Australian stocks jumped 1.4 percent to close at a 3-1/2 week high, with the miners leading solid gains across the board at the same time as the Aussie dollar hit a 29-year peak, but light volumes suggested there was little conviction behind the buying.
The market has climbed nearly 300 points with gains in eight of the past nine sessions, breaking through key technical resistance around 4,805, which was a positive sign. Top miners BHP Billiton and Rio Tinto both ended more than 2 percent higher.
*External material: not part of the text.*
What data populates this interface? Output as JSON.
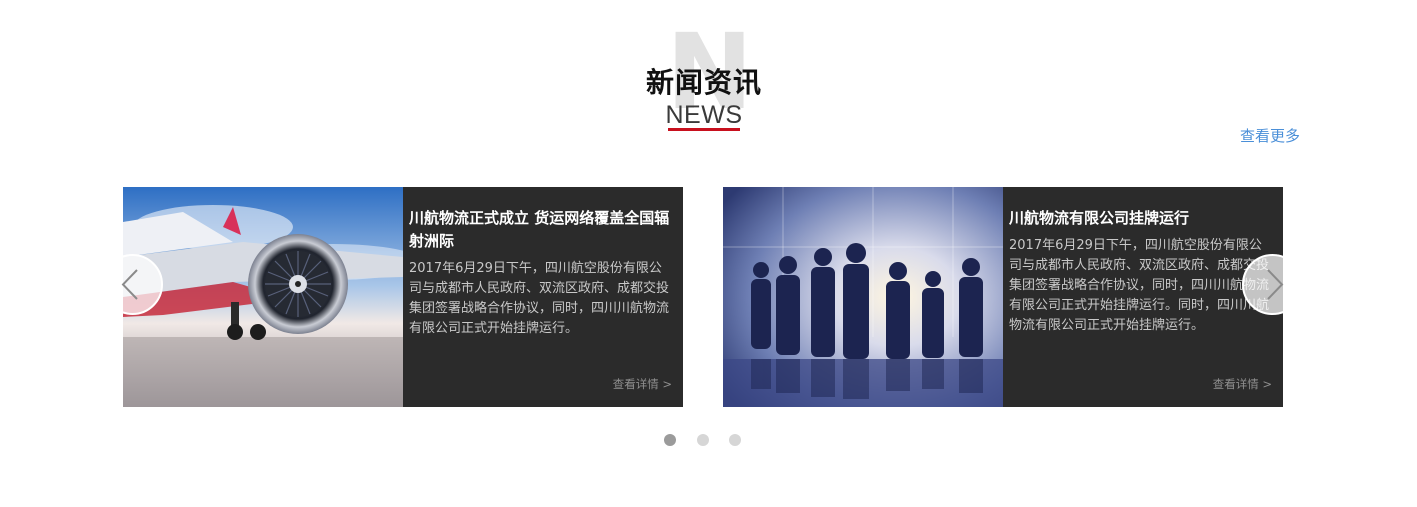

Gold miners posted strong gains, despite gold prices having retreated off record highs. Newcrest Mining, Australia's biggest gold miner, jumped 3.7 percent to close at A$39.93 after a mistyped order in the morning saw its shares drop to a low of A$37.50. The gains in Newcrest may have been due to positive comments from its partner Harmony Gold Mining on cost cuts at their Hidden Valley mine in Papua New Guinea, said Ben Lyons, an analyst at ATI Asset Management. The benchmark S&P/ASX 200 index gained 66.4 points to finish at 4,822.2, the highest close since March 4. New Zealand's benchmark NZX 50 index rose 0.4 percent to 3,433.2. The big banks all rose between 0.8 pecent and 1.6 percent, while defensives like grocer Woolworths and phone company Telstra also rose more than 1 percent.